China’s Debt Tripled Since 2009
By the end of last year China’s share of global debt had tripled since the 2009 global recession, a period in which the country unleashed a credit boom to sustain rapid growth, according to estimates by Standard Chartered Plc.
China remains one of three high-risk countries, along with Argentina and Turkey, Standard Chartered economists led by Singapore-based David Mann wrote in a 100-page report on leverage dated Friday. Steps to curb financial risks helped halt the rise of China’s total debt-to-GDP ratio — corporate, financial, household and government — early in 2018. The bank sees it climbing again to about 290 percent by the end of 2020, versus 270 percent as of March 31.

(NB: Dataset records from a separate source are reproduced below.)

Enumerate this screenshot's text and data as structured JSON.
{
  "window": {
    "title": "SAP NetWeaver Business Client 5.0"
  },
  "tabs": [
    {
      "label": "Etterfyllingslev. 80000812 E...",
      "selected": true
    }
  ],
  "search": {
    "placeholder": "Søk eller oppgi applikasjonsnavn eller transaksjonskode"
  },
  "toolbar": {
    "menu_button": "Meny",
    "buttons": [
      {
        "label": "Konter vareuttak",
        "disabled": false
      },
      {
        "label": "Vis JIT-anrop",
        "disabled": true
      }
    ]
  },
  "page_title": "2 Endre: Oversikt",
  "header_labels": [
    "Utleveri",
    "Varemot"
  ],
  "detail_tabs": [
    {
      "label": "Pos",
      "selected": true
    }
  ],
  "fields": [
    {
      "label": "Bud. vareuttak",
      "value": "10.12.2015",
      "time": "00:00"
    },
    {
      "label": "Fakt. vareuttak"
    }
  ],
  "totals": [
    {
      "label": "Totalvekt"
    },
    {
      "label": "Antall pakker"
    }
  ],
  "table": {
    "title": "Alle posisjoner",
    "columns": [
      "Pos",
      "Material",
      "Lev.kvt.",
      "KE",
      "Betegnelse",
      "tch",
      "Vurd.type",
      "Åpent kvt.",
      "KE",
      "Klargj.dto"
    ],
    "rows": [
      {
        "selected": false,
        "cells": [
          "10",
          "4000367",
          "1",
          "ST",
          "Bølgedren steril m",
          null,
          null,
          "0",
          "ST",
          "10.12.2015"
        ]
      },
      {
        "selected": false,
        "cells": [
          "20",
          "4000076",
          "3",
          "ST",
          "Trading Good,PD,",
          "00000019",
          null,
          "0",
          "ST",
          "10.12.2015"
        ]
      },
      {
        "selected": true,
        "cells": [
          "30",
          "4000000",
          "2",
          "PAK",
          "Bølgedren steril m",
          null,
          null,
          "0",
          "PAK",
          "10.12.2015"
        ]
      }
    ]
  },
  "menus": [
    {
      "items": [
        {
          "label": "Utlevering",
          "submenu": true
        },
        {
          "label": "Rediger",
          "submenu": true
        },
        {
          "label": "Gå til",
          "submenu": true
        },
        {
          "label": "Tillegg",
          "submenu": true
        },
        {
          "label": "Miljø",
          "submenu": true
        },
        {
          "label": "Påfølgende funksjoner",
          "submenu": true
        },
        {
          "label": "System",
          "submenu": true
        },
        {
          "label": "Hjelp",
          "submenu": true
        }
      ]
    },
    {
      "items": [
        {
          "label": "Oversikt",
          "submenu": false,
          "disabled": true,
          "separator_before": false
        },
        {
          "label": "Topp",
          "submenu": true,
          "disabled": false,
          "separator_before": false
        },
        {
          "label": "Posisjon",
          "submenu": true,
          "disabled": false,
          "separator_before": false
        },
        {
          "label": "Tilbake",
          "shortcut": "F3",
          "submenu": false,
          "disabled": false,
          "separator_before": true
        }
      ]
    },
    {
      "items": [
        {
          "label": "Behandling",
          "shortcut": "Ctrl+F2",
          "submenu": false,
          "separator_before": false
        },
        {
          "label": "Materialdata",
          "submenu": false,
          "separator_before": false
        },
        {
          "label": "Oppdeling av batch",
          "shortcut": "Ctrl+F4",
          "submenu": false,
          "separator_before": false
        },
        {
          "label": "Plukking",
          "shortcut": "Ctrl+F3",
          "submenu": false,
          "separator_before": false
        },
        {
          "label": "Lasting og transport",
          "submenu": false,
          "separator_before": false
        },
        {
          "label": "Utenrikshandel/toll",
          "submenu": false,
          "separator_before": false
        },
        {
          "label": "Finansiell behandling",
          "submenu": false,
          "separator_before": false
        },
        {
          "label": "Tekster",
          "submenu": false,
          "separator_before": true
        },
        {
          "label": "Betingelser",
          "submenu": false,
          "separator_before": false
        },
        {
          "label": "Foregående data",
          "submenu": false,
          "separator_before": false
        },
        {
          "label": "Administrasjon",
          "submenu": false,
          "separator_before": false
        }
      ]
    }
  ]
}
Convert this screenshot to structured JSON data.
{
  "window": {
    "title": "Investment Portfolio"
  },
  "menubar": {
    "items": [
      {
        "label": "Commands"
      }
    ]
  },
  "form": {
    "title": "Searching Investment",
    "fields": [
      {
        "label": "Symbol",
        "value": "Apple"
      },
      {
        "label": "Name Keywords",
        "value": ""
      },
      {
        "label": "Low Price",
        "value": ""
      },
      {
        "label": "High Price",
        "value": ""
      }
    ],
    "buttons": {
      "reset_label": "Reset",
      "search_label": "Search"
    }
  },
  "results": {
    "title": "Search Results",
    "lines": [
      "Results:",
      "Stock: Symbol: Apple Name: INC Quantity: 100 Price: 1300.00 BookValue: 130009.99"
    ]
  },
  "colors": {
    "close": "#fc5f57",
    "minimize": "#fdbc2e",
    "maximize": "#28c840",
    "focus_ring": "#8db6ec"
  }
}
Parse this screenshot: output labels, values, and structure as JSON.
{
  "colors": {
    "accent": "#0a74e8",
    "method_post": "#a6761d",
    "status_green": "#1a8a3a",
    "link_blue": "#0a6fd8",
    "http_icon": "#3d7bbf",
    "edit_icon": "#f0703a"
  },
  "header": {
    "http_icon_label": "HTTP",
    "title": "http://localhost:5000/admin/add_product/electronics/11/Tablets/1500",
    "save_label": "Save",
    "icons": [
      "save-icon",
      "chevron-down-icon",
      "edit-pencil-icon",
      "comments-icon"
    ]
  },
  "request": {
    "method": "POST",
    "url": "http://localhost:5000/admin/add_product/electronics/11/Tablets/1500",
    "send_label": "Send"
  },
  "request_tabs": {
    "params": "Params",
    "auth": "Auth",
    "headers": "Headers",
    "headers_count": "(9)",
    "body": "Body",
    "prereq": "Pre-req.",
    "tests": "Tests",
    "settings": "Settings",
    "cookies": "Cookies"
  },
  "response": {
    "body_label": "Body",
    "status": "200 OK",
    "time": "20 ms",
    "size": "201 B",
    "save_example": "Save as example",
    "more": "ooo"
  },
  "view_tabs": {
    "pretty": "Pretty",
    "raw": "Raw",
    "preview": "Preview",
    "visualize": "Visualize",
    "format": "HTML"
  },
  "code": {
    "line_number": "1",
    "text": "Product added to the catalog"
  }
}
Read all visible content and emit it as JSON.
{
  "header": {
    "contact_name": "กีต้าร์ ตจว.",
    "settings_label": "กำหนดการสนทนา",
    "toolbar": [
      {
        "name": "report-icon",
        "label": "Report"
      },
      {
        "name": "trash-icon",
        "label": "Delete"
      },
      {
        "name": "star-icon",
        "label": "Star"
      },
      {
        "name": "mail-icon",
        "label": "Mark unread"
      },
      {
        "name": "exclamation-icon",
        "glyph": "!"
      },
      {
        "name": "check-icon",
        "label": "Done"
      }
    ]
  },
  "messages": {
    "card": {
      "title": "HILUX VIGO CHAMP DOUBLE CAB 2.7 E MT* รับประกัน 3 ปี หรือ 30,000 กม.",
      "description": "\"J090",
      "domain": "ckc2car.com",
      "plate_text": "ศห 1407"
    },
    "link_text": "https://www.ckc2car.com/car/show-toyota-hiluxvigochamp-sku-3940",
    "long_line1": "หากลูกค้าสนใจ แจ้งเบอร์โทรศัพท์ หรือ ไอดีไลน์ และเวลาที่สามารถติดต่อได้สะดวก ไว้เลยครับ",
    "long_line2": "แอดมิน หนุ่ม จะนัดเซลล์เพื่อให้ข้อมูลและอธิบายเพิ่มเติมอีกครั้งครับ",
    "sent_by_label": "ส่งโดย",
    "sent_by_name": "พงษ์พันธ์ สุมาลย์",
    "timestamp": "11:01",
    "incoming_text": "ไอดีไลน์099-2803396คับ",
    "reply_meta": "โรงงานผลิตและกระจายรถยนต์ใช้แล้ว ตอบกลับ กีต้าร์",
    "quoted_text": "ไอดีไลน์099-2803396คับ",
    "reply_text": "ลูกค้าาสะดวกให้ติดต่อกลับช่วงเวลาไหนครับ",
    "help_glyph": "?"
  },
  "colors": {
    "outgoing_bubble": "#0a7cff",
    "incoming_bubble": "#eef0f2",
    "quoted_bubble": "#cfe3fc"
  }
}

“China remains our biggest concern in terms of leverage,” Mann and his colleagues wrote. “The good news is that even in the low-probability scenario of a debt crisis in China, the knock-on impact on other markets would likely be limited to a decline in demand,” though increasing foreign ownership of Chinese securities could bump up risks, they wrote.
Among the metrics Standard Chartered published in its report:
-China’s debt — corporate, household and government — made up 18 percent of the estimated global total in 2017, up from 6.1 percent in 2009.
-China’s share of global debt is the third largest, behind the U.S. and euro area. The dollar amount of its outstanding debt is now almost on a par with the euro zone.
-Household debt has been rising at a pace that’s “concerning,” though from very low levels. China’s household debt-to-income ratio is now higher than that in the U.S., at 104 percent, though below the American peak of 132 percent during the financial crisis.